We recognise the impact on these challenges of modern technology and instrumentation, and in particular:
- The ever-increasing capability of computing to simulate the complex
- interactions that result in the Earth as it is, at the atomic and continuum
- scales, with wide application to understanding thermodynamic and dynamic
- processes in and on the Earth and planets;
- The impact of space-based platforms in observing the Earth at large scales
- either through direct observation or through the maintenance of a precise,
- Earth-wide geodetic reference frames;
- The complexity of and feedback between Earth processes that makes sustaining empirical, laboratory-based investigations essential to the discipline.

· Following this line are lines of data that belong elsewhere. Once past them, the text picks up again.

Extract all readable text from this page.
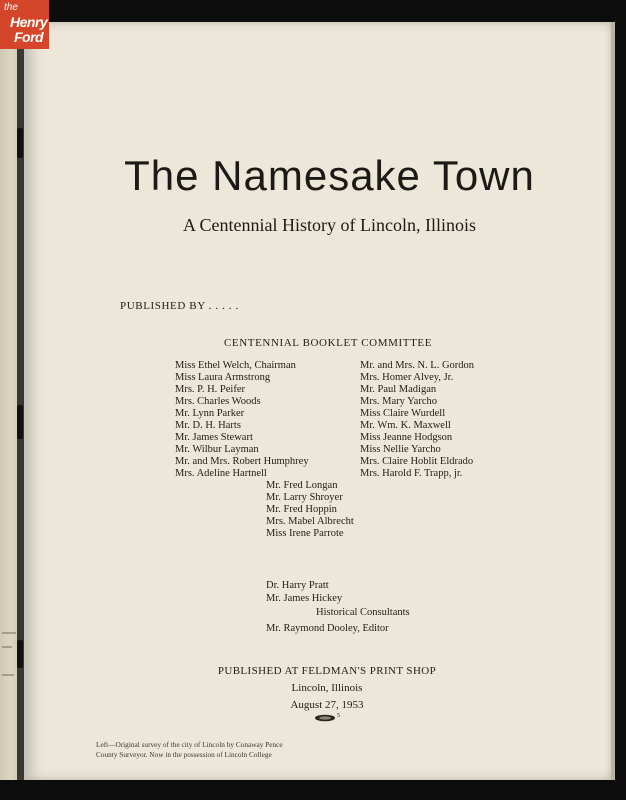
the
Henry
Ford
The Namesake Town
A Centennial History of Lincoln, Illinois
PUBLISHED BY . . . . .
CENTENNIAL BOOKLET COMMITTEE
Miss Ethel Welch, Chairman
Miss Laura Armstrong
Mrs. P. H. Peifer
Mrs. Charles Woods
Mr. Lynn Parker
Mr. D. H. Harts
Mr. James Stewart
Mr. Wilbur Layman
Mr. and Mrs. Robert Humphrey
Mrs. Adeline Hartnell
Mr. and Mrs. N. L. Gordon
Mrs. Homer Alvey, Jr.
Mr. Paul Madigan
Mrs. Mary Yarcho
Miss Claire Wurdell
Mr. Wm. K. Maxwell
Miss Jeanne Hodgson
Miss Nellie Yarcho
Mrs. Claire Hoblit Eldrado
Mrs. Harold F. Trapp, jr.
Mr. Fred Longan
Mr. Larry Shroyer
Mr. Fred Hoppin
Mrs. Mabel Albrecht
Miss Irene Parrote
Dr. Harry Pratt
Mr. James Hickey
Historical Consultants
Mr. Raymond Dooley, Editor
PUBLISHED AT FELDMAN'S PRINT SHOP
Lincoln, Illinois
August 27, 1953
5
Left—Original survey of the city of Lincoln by Conaway Pence
County Surveyor. Now in the possession of Lincoln College
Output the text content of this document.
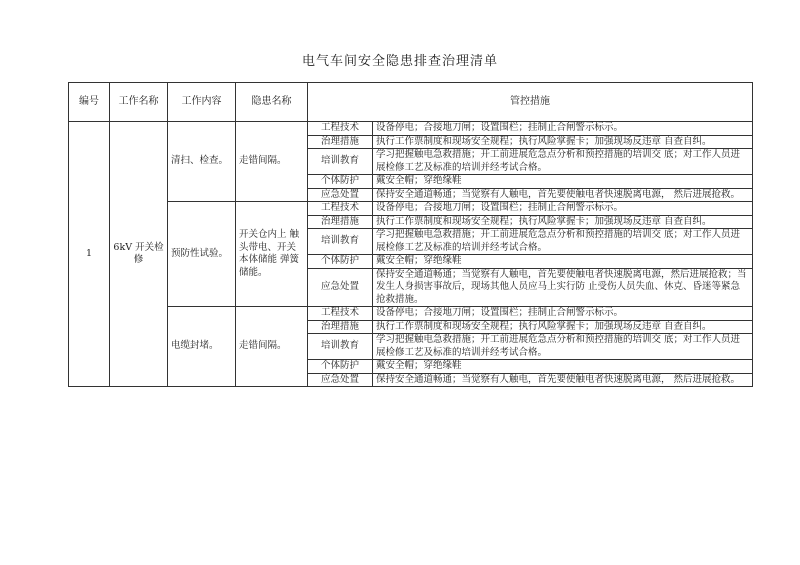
电气车间安全隐患排查治理清单
编号	工作名称	工作内容	隐患名称	管控措施	
1	6kV 开关检修	清扫、检查。	走错间隔。	工程技术	设备停电；合接地刀闸；设置围栏；挂制止合闸警示标示。
				治理措施	执行工作票制度和现场安全规程；执行风险掌握卡；加强现场反违章 自查自纠。
				培训教育	学习把握触电急救措施；开工前进展危急点分析和预控措施的培训交 底；对工作人员进展检修工艺及标准的培训并经考试合格。
				个体防护	戴安全帽；穿绝缘鞋
				应急处置	保持安全通道畅通；当觉察有人触电，首先要使触电者快速脱离电源， 然后进展抢救。
		预防性试验。	开关仓内上 触头带电、开关本体储能 弹簧储能。	工程技术	设备停电；合接地刀闸；设置围栏；挂制止合闸警示标示。
				治理措施	执行工作票制度和现场安全规程；执行风险掌握卡；加强现场反违章 自查自纠。
				培训教育	学习把握触电急救措施；开工前进展危急点分析和预控措施的培训交 底；对工作人员进展检修工艺及标准的培训并经考试合格。
				个体防护	戴安全帽；穿绝缘鞋
				应急处置	保持安全通道畅通；当觉察有人触电，首先要使触电者快速脱离电源，然后进展抢救；当发生人身损害事故后，现场其他人员应马上实行防 止受伤人员失血、休克、昏迷等紧急抢救措施。
		电缆封堵。	走错间隔。	工程技术	设备停电；合接地刀闸；设置围栏；挂制止合闸警示标示。
				治理措施	执行工作票制度和现场安全规程；执行风险掌握卡；加强现场反违章 自查自纠。
				培训教育	学习把握触电急救措施；开工前进展危急点分析和预控措施的培训交 底；对工作人员进展检修工艺及标准的培训并经考试合格。
				个体防护	戴安全帽；穿绝缘鞋
				应急处置	保持安全通道畅通；当觉察有人触电，首先要使触电者快速脱离电源， 然后进展抢救。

- The importance of scientific deep drilling, both on the continents and in the deep oceans, for accessing sub-surface samples and for ground-truthing model predictions.
UCL has developed an institution-wide research strategy that aims to draw on its exceptional breadth to address the global "Grand Challenges" of Health, Sustainable Cities, Intercultural Interactions and Human Well-being. It builds on the core competencies of its excellent disciplinary Departments through cross-cutting, multi-disciplinary initiatives aimed at global impact. The Earth Sciences, whose central concern is the scientific understanding of our environment and its limited resources, can make fundamental contributions to these aims. The Earth Sciences Department intends to maintain and strengthen its core competencies and to ally these in wider collaborations, both within and without the MAPS Faculty and the College, to increase the impact and wider application of its research and teaching. The Department regards maintaining the excellence of its individual staff as the key to success in these aims.